Aim: To identify key research questions and challenges that will, if addressed in a timely manner, significantly advance the field of freshwater fish biogeography and conservation.

Location: Globe.

Methods: By drawing on expertise from different regions of the world, we integrate an illustrative conspectus of recent scientific advancements in fish biogeography with a prospectus of needed areas of scientific inquiry to identify information gaps and priority research needs to advance the science.
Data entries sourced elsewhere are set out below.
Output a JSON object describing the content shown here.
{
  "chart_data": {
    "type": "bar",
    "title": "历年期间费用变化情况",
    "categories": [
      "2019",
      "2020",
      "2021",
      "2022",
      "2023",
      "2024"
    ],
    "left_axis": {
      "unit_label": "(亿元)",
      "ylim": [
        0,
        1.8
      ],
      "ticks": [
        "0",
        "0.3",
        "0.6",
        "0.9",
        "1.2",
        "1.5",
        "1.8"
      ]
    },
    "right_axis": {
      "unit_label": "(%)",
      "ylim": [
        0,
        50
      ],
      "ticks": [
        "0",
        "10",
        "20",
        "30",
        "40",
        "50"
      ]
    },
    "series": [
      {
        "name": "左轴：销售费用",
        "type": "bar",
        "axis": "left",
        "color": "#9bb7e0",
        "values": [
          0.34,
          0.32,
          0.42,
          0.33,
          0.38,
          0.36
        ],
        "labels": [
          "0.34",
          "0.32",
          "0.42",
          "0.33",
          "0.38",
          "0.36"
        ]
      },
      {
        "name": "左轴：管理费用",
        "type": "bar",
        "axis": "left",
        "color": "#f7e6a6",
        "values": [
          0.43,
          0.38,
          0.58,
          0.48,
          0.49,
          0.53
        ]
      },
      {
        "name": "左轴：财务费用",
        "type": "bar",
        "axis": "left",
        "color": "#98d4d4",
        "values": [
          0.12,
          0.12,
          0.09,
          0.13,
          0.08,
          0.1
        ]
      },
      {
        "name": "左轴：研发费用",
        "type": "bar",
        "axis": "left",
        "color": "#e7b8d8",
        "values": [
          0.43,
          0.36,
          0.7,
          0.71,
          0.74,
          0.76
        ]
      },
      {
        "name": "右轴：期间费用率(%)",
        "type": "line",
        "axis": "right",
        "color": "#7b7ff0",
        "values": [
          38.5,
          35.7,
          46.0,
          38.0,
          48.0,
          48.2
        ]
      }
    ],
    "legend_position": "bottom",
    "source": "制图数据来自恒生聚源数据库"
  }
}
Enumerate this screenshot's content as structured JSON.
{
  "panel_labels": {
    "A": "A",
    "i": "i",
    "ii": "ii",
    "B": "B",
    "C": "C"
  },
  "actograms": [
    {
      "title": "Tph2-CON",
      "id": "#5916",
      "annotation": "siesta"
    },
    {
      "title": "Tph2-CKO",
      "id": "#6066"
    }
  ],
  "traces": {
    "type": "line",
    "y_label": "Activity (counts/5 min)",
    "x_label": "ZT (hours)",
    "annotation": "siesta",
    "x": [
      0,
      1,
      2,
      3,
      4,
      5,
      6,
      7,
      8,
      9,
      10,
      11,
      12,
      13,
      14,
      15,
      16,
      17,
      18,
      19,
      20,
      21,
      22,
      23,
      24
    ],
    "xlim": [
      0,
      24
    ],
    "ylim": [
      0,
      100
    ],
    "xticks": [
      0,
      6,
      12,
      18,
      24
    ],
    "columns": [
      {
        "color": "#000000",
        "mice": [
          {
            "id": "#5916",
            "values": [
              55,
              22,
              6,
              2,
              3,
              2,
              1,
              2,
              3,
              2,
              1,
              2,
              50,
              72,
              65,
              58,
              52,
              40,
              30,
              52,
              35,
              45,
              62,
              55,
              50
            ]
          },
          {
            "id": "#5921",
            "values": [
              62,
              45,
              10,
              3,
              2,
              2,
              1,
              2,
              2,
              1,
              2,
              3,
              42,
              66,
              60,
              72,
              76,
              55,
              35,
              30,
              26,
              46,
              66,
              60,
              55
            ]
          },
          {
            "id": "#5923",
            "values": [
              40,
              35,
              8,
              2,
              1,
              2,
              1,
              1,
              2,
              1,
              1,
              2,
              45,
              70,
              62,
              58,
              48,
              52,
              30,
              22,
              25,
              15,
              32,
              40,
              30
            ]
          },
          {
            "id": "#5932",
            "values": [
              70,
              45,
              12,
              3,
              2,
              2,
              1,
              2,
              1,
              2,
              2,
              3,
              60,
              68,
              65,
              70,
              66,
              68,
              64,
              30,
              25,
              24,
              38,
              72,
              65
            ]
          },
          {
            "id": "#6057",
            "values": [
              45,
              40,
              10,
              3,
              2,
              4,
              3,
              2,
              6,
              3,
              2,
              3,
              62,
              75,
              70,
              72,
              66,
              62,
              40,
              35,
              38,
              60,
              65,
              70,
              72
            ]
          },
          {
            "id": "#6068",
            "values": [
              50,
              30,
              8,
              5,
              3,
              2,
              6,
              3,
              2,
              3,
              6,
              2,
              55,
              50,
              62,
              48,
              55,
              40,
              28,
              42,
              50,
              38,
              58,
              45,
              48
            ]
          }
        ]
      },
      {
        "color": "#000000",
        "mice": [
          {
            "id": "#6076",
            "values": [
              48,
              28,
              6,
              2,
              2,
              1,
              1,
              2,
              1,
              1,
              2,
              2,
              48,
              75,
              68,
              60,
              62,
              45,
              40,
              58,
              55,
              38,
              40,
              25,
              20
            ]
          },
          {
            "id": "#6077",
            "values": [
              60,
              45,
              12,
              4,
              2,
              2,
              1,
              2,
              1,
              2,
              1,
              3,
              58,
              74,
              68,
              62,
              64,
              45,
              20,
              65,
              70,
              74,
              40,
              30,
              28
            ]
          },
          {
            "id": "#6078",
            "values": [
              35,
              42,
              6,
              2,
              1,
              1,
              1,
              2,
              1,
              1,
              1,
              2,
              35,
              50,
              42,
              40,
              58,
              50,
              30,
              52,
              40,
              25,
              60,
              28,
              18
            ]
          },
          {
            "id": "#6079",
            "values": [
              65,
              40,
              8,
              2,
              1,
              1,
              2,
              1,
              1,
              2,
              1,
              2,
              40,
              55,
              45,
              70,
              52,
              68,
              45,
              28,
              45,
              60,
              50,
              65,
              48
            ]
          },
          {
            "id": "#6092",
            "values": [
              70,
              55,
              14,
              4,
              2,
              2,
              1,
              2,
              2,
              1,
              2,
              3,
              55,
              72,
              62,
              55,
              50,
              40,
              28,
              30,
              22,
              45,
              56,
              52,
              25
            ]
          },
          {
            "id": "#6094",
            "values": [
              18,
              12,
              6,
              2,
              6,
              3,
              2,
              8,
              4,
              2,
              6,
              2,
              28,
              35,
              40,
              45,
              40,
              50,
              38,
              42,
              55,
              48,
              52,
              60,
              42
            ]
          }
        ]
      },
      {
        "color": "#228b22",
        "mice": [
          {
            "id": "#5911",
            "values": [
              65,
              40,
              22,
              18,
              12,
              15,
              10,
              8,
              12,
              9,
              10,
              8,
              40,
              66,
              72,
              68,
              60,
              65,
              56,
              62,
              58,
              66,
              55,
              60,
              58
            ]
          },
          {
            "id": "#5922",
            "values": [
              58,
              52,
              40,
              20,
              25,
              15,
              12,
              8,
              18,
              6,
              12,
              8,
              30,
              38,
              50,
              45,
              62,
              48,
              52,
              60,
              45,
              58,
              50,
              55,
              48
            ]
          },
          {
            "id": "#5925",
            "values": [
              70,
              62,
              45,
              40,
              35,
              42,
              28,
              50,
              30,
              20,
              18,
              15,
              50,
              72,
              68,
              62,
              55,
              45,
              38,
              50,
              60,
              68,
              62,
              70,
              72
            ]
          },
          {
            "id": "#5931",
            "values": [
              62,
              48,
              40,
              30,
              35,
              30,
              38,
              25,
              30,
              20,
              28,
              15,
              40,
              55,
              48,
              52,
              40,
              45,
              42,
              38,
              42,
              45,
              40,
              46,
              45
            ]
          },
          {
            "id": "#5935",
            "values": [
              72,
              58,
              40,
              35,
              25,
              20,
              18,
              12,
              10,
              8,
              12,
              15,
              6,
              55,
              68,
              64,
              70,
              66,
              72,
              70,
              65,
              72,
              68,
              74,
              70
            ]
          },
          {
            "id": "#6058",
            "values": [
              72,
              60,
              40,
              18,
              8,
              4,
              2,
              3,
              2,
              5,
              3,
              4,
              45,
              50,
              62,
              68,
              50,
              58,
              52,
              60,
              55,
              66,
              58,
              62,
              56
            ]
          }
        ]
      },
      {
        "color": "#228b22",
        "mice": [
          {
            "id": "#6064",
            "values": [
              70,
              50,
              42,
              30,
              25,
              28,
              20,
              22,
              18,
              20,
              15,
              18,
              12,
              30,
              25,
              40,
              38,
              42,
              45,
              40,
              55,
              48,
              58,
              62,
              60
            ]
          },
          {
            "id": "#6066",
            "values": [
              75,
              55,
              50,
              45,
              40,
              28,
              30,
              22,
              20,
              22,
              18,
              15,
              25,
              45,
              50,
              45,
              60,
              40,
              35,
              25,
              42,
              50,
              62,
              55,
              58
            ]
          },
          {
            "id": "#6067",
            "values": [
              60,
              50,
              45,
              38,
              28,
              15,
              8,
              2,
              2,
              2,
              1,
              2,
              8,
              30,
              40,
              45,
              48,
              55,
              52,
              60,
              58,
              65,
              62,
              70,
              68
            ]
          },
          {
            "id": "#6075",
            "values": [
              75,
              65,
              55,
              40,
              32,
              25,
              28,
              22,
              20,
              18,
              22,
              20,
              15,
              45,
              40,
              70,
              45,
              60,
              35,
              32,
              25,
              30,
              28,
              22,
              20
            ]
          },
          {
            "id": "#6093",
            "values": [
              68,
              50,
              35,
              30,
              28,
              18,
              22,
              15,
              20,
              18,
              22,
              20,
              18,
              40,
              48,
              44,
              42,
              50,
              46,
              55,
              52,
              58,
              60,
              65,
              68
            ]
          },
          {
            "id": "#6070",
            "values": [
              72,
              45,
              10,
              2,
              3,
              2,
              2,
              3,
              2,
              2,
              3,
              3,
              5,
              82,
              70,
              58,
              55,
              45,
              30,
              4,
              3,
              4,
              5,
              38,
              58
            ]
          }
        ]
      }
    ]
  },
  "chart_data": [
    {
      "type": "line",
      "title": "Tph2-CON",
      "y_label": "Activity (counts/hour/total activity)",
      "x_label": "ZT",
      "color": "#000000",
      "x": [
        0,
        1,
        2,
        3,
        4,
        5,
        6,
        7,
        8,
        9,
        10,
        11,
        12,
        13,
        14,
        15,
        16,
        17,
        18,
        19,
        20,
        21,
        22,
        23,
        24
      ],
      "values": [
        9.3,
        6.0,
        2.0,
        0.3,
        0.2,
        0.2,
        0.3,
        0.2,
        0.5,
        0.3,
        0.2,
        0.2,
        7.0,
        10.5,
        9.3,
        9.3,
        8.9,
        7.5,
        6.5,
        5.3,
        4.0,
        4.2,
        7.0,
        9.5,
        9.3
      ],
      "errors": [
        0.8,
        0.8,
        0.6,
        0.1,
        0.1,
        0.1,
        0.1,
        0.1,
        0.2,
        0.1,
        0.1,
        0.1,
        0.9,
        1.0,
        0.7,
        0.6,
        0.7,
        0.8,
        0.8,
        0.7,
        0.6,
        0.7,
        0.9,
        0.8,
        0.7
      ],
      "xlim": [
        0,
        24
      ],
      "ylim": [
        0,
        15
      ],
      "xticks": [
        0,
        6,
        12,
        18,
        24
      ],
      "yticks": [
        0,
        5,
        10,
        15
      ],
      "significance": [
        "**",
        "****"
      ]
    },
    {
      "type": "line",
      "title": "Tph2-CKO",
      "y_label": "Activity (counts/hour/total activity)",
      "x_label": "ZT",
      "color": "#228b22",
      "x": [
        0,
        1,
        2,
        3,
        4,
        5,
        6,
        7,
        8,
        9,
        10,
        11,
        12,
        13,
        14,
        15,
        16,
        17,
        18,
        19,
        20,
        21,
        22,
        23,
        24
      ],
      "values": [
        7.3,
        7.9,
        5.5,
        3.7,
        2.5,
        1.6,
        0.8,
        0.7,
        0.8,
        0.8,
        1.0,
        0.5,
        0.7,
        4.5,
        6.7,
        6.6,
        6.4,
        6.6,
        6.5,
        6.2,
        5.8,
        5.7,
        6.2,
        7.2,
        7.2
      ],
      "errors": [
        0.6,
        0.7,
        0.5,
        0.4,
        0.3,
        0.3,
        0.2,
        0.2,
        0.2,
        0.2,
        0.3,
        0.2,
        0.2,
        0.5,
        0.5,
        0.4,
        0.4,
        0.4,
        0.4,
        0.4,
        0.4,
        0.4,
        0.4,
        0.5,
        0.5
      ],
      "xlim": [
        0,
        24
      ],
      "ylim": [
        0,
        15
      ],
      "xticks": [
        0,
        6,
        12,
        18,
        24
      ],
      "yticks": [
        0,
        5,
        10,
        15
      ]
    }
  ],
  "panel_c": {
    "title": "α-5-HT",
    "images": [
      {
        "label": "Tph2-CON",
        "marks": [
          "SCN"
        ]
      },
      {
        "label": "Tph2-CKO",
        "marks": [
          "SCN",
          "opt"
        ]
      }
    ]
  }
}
Results: We identified the following core challenges: (1) Testing current and forging new theories in biogeography; (2) Advancing a trait-based biogeography of freshwater fishes; (3) Quantifying extinction risk and loss of fish species in a changing environment; (4) Evaluating the magnitude and geography of extinction debt for freshwater fishes; (5) Elucidating the patterns and drivers of freshwater fish invasions; (6) Forecasting the future geography of freshwater fishes; (7) Understanding the interactive effects of multiple stressors in freshwater ecosystems; (8) Quantifying new features of the biodiversity crisis: fish faunal homogenization and the emergence of novel assemblages; (9) Promoting scientific rigour in emerging freshwater fish conservation strategies and (10) Improving conservation planning strategies for freshwater fish species.

Main conclusions: By reflecting on recent scientific progress in fish conservation biogeography, we have identified a set of core challenges and priorities requiring future research investment.